His eyes were masked in darkness, like he didn't want anybody to actually look into them. Like they would see what he sees when he gazes into the looking glass.

Would they see the life before the Pearl?

He didn't want them to. To let somebody know too much gives them advantage. Blackmail. Jack didn't want anybody to know where he had come from, no sir. No bloody way.

He closed his eyes and felt the sun bake his skin. The skin that London had once considered so pale and frail, and lovely and dainty and feminine. He was bronze now.

Take that as people will, Jack considered it a direct insult to his background, and he liked it. He really did.

Jack didn't often think about his origin. His grand estate in the south side of London. His horse named "Yee-haw, I mean, no, mother wouldn't like that, your name is Graymalkin."

His mother.

Her fair cheeks, and the cheekbones that structured her magnificent face. Her deep-set blue eyes and eyelashes as high as totem poles, even though Jack hadn't known about totem poles until he'd ventured into the sea. Her velvet black dresses and lace covering her face. Her voice like a songbird that Jack had likened to the sparrow. Funny, he'd always thought, that their last name was Sparrow and that she sang like one.
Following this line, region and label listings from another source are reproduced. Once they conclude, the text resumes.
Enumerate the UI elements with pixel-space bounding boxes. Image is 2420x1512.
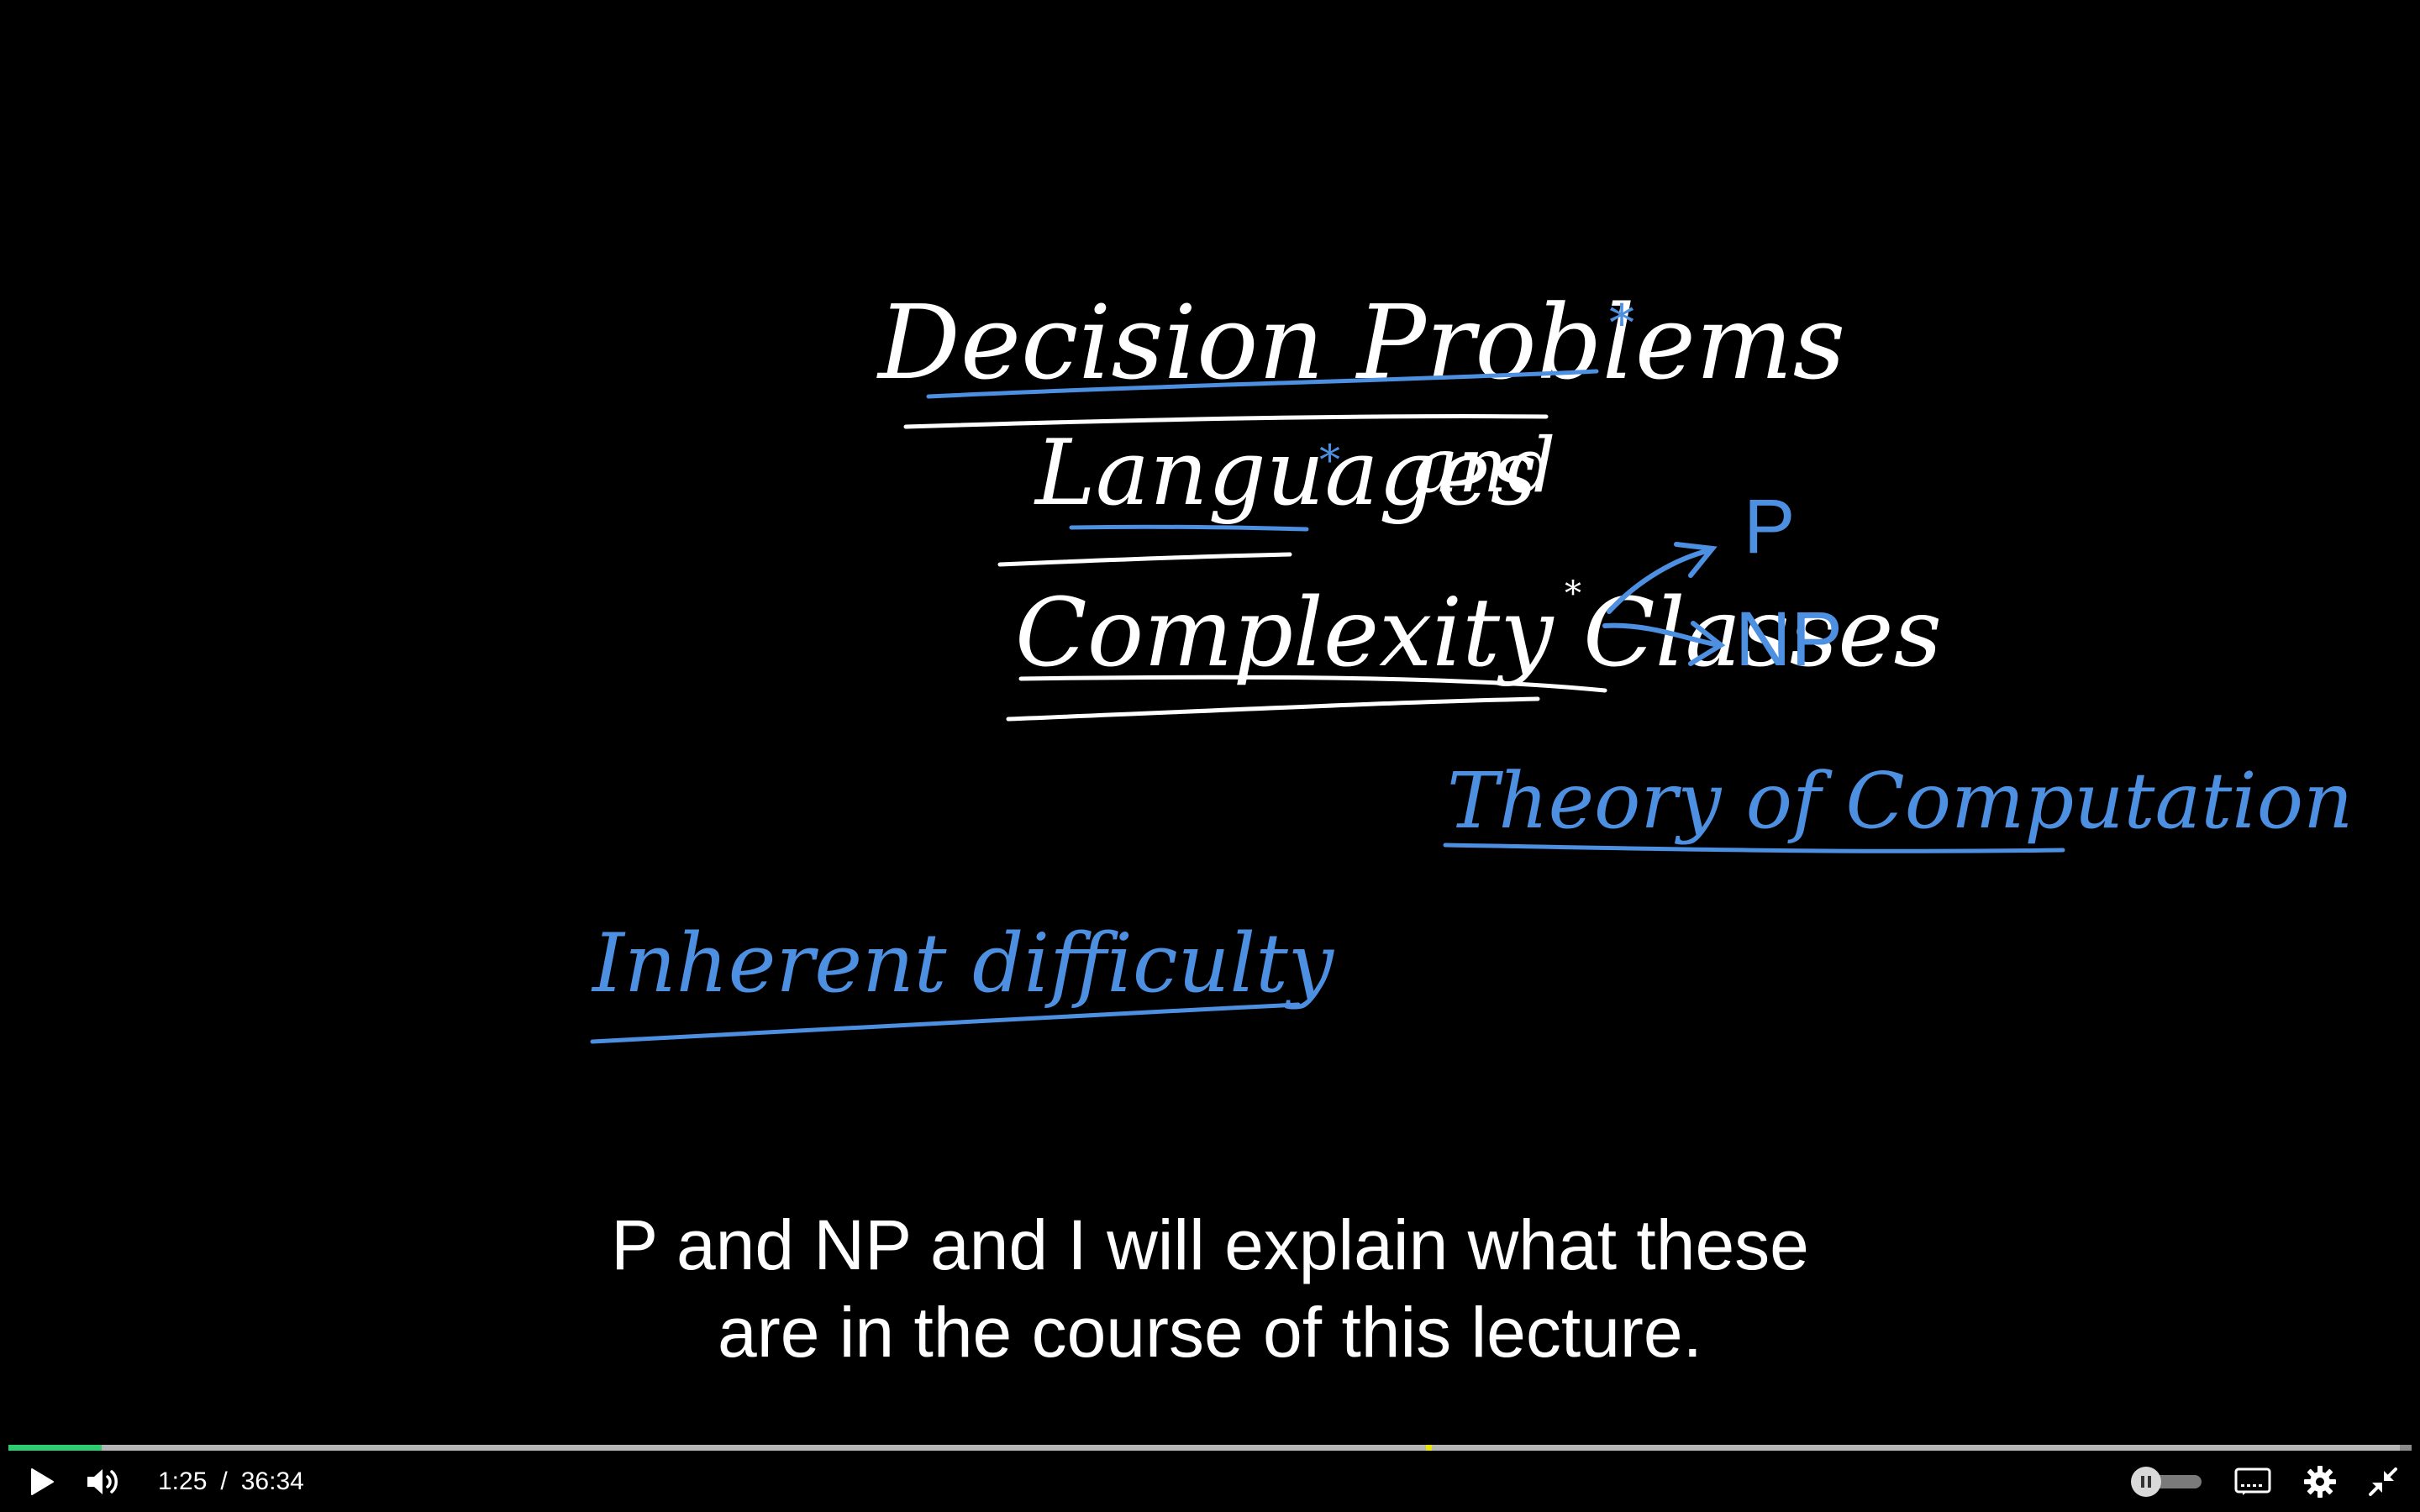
volume-icon [87, 1469, 118, 1494]
progress-bar[interactable] [8, 1445, 2412, 1451]
exit-fullscreen-button[interactable] [2360, 1457, 2407, 1507]
captions-overlay: P and NP and I will explain what these a… [0, 1201, 2420, 1376]
autoplay-toggle-icon [2131, 1467, 2202, 1497]
video-player[interactable]: Decision Problems * Languages * and Comp… [0, 0, 2420, 1512]
asterisk-complexity: * [1565, 575, 1581, 613]
autoplay-toggle[interactable] [2126, 1457, 2207, 1507]
captions-icon [2234, 1467, 2271, 1495]
play-icon [31, 1468, 54, 1495]
underline-complexity-2 [1006, 696, 1540, 722]
underline-languages-white [997, 552, 1292, 567]
underline-languages-blue [1069, 524, 1309, 532]
caption-line-2: are in the course of this lecture. [718, 1293, 1702, 1372]
progress-buffered [8, 1445, 2400, 1451]
progress-played [8, 1445, 102, 1451]
time-separator: / [220, 1467, 228, 1495]
chapter-marker[interactable] [1426, 1445, 1433, 1451]
duration: 36:34 [240, 1467, 304, 1495]
asterisk-languages: * [1319, 436, 1340, 485]
settings-button[interactable] [2294, 1457, 2346, 1507]
time-display: 1:25 / 36:34 [158, 1457, 304, 1507]
current-time: 1:25 [158, 1467, 208, 1495]
captions-button[interactable] [2227, 1457, 2279, 1507]
play-button[interactable] [18, 1457, 66, 1507]
gear-icon [2304, 1466, 2336, 1498]
board-line-decision-problems: Decision Problems [876, 283, 1845, 402]
control-bar: 1:25 / 36:34 [0, 1452, 2420, 1512]
caption-line-1: P and NP and I will explain what these [611, 1205, 1809, 1284]
note-inherent-difficulty: Inherent difficulty [591, 916, 1335, 1011]
class-p-label: P [1744, 484, 1795, 570]
class-np-label: NP [1735, 596, 1843, 682]
board-word-and: and [1413, 422, 1555, 510]
underline-theory [1443, 843, 2065, 853]
asterisk-decision: * [1609, 294, 1634, 353]
volume-button[interactable] [77, 1457, 131, 1507]
topic-theory-of-computation: Theory of Computation [1447, 756, 2353, 846]
exit-fullscreen-icon [2369, 1467, 2397, 1496]
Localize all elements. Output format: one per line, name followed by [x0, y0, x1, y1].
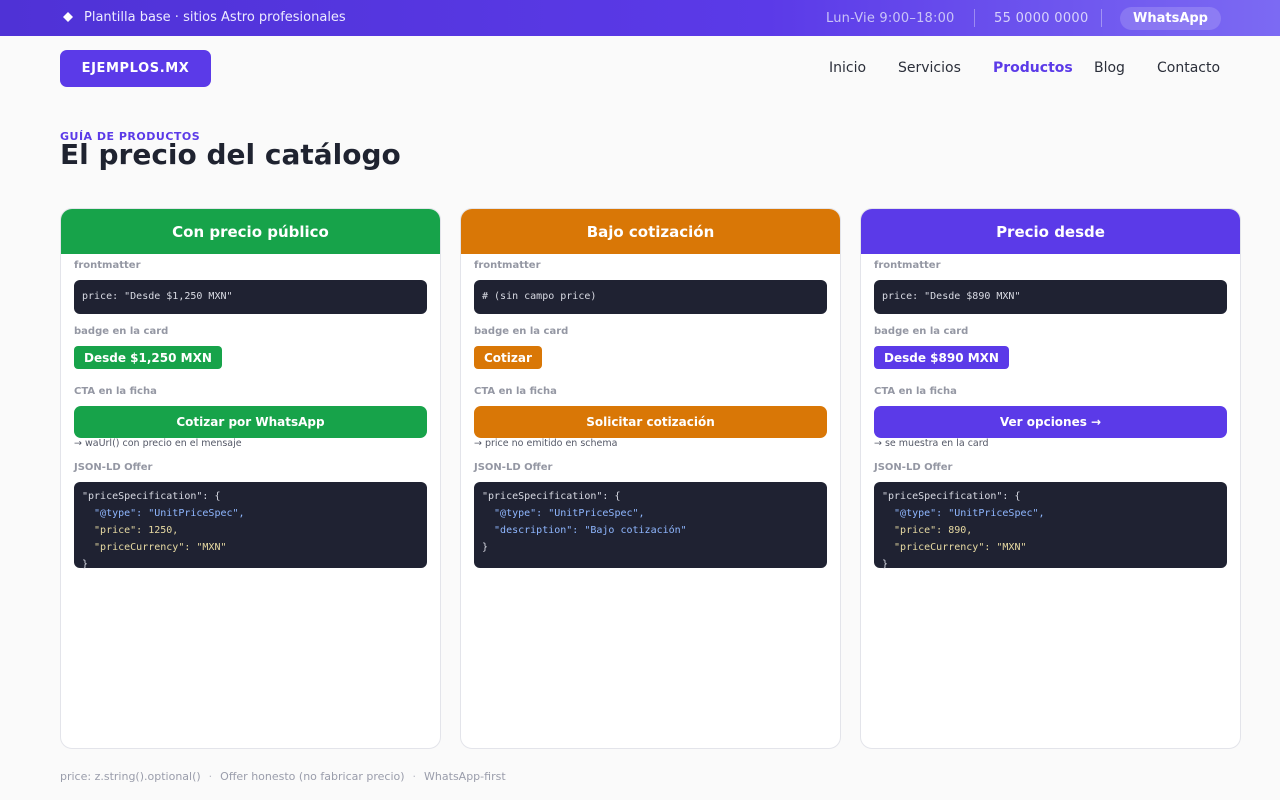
frontmatter-line: price: "Desde $890 MXN": [882, 291, 1021, 302]
jsonld-code: "priceSpecification": { "@type": "UnitPr…: [74, 482, 427, 570]
frontmatter-label: frontmatter: [74, 260, 141, 271]
nav-item-blog[interactable]: Blog: [1094, 60, 1125, 76]
badge-label: badge en la card: [74, 326, 169, 337]
code-line: "priceSpecification": {: [82, 491, 221, 502]
solicitar-cotizacion-button[interactable]: Solicitar cotización: [474, 406, 827, 438]
cta-note: → waUrl() con precio en el mensaje: [74, 438, 242, 449]
code-line: "priceSpecification": {: [482, 491, 621, 502]
code-line: }: [482, 542, 489, 553]
topbar-tagline: Plantilla base · sitios Astro profesiona…: [84, 10, 346, 25]
price-badge: Desde $1,250 MXN: [74, 346, 222, 369]
nav-item-inicio[interactable]: Inicio: [829, 60, 866, 76]
phone-number[interactable]: 55 0000 0000: [994, 11, 1089, 26]
code-line: }: [882, 559, 889, 570]
nav-item-servicios[interactable]: Servicios: [898, 60, 961, 76]
cotizar-whatsapp-button[interactable]: Cotizar por WhatsApp: [74, 406, 427, 438]
card-precio-desde: Precio desde frontmatter price: "Desde $…: [860, 208, 1241, 749]
card-title: Precio desde: [861, 209, 1240, 254]
footer-notes: price: z.string().optional() · Offer hon…: [60, 770, 506, 783]
divider: [1101, 9, 1102, 27]
code-line: "priceCurrency": "MXN": [82, 542, 227, 553]
code-line: "@type": "UnitPriceSpec",: [882, 508, 1045, 519]
code-line: "price": 1250,: [82, 525, 179, 536]
cta-label: CTA en la ficha: [74, 386, 157, 397]
top-bar: Plantilla base · sitios Astro profesiona…: [0, 0, 1280, 36]
jsonld-code: "priceSpecification": { "@type": "UnitPr…: [474, 482, 827, 568]
separator-dot: ·: [208, 770, 213, 783]
frontmatter-label: frontmatter: [474, 260, 541, 271]
card-title: Bajo cotización: [461, 209, 840, 254]
ver-opciones-button[interactable]: Ver opciones →: [874, 406, 1227, 438]
divider: [974, 9, 975, 27]
business-hours: Lun-Vie 9:00–18:00: [826, 11, 955, 26]
frontmatter-label: frontmatter: [874, 260, 941, 271]
code-line: "@type": "UnitPriceSpec",: [82, 508, 245, 519]
code-line: }: [82, 559, 89, 570]
badge-label: badge en la card: [474, 326, 569, 337]
jsonld-label: JSON-LD Offer: [474, 462, 553, 473]
jsonld-label: JSON-LD Offer: [74, 462, 153, 473]
code-line: "description": "Bajo cotización": [482, 525, 687, 536]
whatsapp-button[interactable]: WhatsApp: [1120, 7, 1221, 30]
card-con-precio-publico: Con precio público frontmatter price: "D…: [60, 208, 441, 749]
code-line: "priceCurrency": "MXN": [882, 542, 1027, 553]
frontmatter-line: # (sin campo price): [482, 291, 597, 302]
price-badge: Desde $890 MXN: [874, 346, 1009, 369]
jsonld-label: JSON-LD Offer: [874, 462, 953, 473]
frontmatter-code: price: "Desde $1,250 MXN": [74, 280, 427, 314]
jsonld-code: "priceSpecification": { "@type": "UnitPr…: [874, 482, 1227, 570]
badge-label: badge en la card: [874, 326, 969, 337]
cta-note: → se muestra en la card: [874, 438, 989, 449]
nav-item-contacto[interactable]: Contacto: [1157, 60, 1220, 76]
cta-label: CTA en la ficha: [874, 386, 957, 397]
cta-note: → price no emitido en schema: [474, 438, 618, 449]
site-logo[interactable]: EJEMPLOS.MX: [60, 50, 211, 87]
footer-note: Offer honesto (no fabricar precio): [220, 770, 405, 783]
footer-note: WhatsApp-first: [424, 770, 506, 783]
code-line: "priceSpecification": {: [882, 491, 1021, 502]
frontmatter-code: # (sin campo price): [474, 280, 827, 314]
price-badge: Cotizar: [474, 346, 542, 369]
frontmatter-code: price: "Desde $890 MXN": [874, 280, 1227, 314]
separator-dot: ·: [412, 770, 417, 783]
diamond-icon: [63, 12, 73, 22]
frontmatter-line: price: "Desde $1,250 MXN": [82, 291, 233, 302]
code-line: "price": 890,: [882, 525, 973, 536]
card-title: Con precio público: [61, 209, 440, 254]
card-bajo-cotizacion: Bajo cotización frontmatter # (sin campo…: [460, 208, 841, 749]
cta-label: CTA en la ficha: [474, 386, 557, 397]
nav-item-productos[interactable]: Productos: [993, 60, 1073, 76]
footer-note: price: z.string().optional(): [60, 770, 201, 783]
page-title: El precio del catálogo: [60, 138, 401, 171]
code-line: "@type": "UnitPriceSpec",: [482, 508, 645, 519]
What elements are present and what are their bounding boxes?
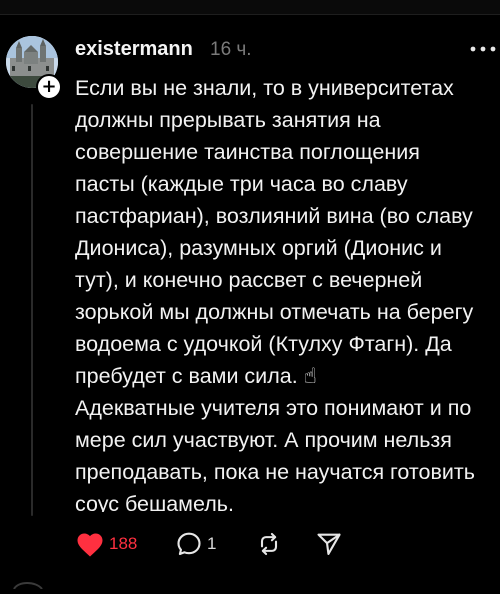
- post-text-line: совершение таинства поглощения: [75, 140, 420, 164]
- post-text-line: Если вы не знали, то в университетах: [75, 76, 454, 100]
- comment-button[interactable]: 1: [175, 528, 216, 560]
- follow-plus-badge[interactable]: +: [36, 74, 62, 100]
- send-icon: [317, 533, 341, 555]
- post-text-line: преподавать, пока не научатся готовить: [75, 460, 475, 484]
- post-text-line: пасты (каждые три часа во славу: [75, 172, 408, 196]
- like-button[interactable]: 188: [75, 528, 137, 560]
- post-text-line: пастфариан), возлияний вина (во славу: [75, 204, 473, 228]
- post-text-line: Адекватные учителя это понимают и по: [75, 396, 472, 420]
- like-count: 188: [109, 534, 138, 553]
- post-text-line: водоема с удочкой (Ктулху Фтагн). Да: [75, 332, 452, 356]
- share-button[interactable]: [315, 528, 343, 560]
- next-post-avatar-edge: [0, 576, 60, 590]
- post-text-line: зорькой мы должны отмечать на берегу: [75, 300, 474, 324]
- post-time: 16 ч.: [210, 39, 252, 60]
- post-text-line: мере сил участвуют. А прочим нельзя: [75, 428, 452, 452]
- thread-post: + existermann 16 ч. Если вы не знали, то…: [0, 0, 500, 590]
- thread-line: [31, 104, 33, 516]
- post-text: Если вы не знали, то в университетах дол…: [75, 72, 500, 512]
- post-text-line: должны прерывать занятия на: [75, 108, 381, 132]
- post-text-line: пребудет с вами сила. ☝: [75, 364, 317, 388]
- action-bar: 188 1: [75, 528, 405, 560]
- heart-filled-icon: [77, 533, 103, 557]
- post-text-line: соус бешамель.: [75, 492, 234, 512]
- repost-button[interactable]: [255, 528, 283, 560]
- comment-count: 1: [207, 534, 217, 553]
- post-text-line: Диониса), разумных оргий (Дионис и: [75, 236, 442, 260]
- comment-icon: [177, 532, 201, 556]
- repost-icon: [260, 532, 278, 556]
- more-dots-icon: [470, 46, 496, 52]
- post-text-line: тут), и конечно рассвет с вечерней: [75, 268, 423, 292]
- username[interactable]: existermann: [75, 38, 193, 61]
- more-options-button[interactable]: [462, 36, 498, 62]
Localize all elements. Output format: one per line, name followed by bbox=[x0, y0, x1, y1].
He left home when she died. As a young lad. He found work in London with his grand ebony suit and pressed hair and prissy accent.

Jack winced just thinking about it. How he'd cried into his pillow, missing Yee-haw, oh, Graymalkin. How he'd cried, thinking what his mother would think about his newly acquired dreadlocks and pirate-wear. The fact that he was a pirate.

He'd been ten when he'd first stepped foot onto a ship. He'd never left it since.

He did miss his mother, he missed her enough that he shed tears for her, only sometimes. He didn't miss his prissy accent, though. He was no longer fair. He was bronze.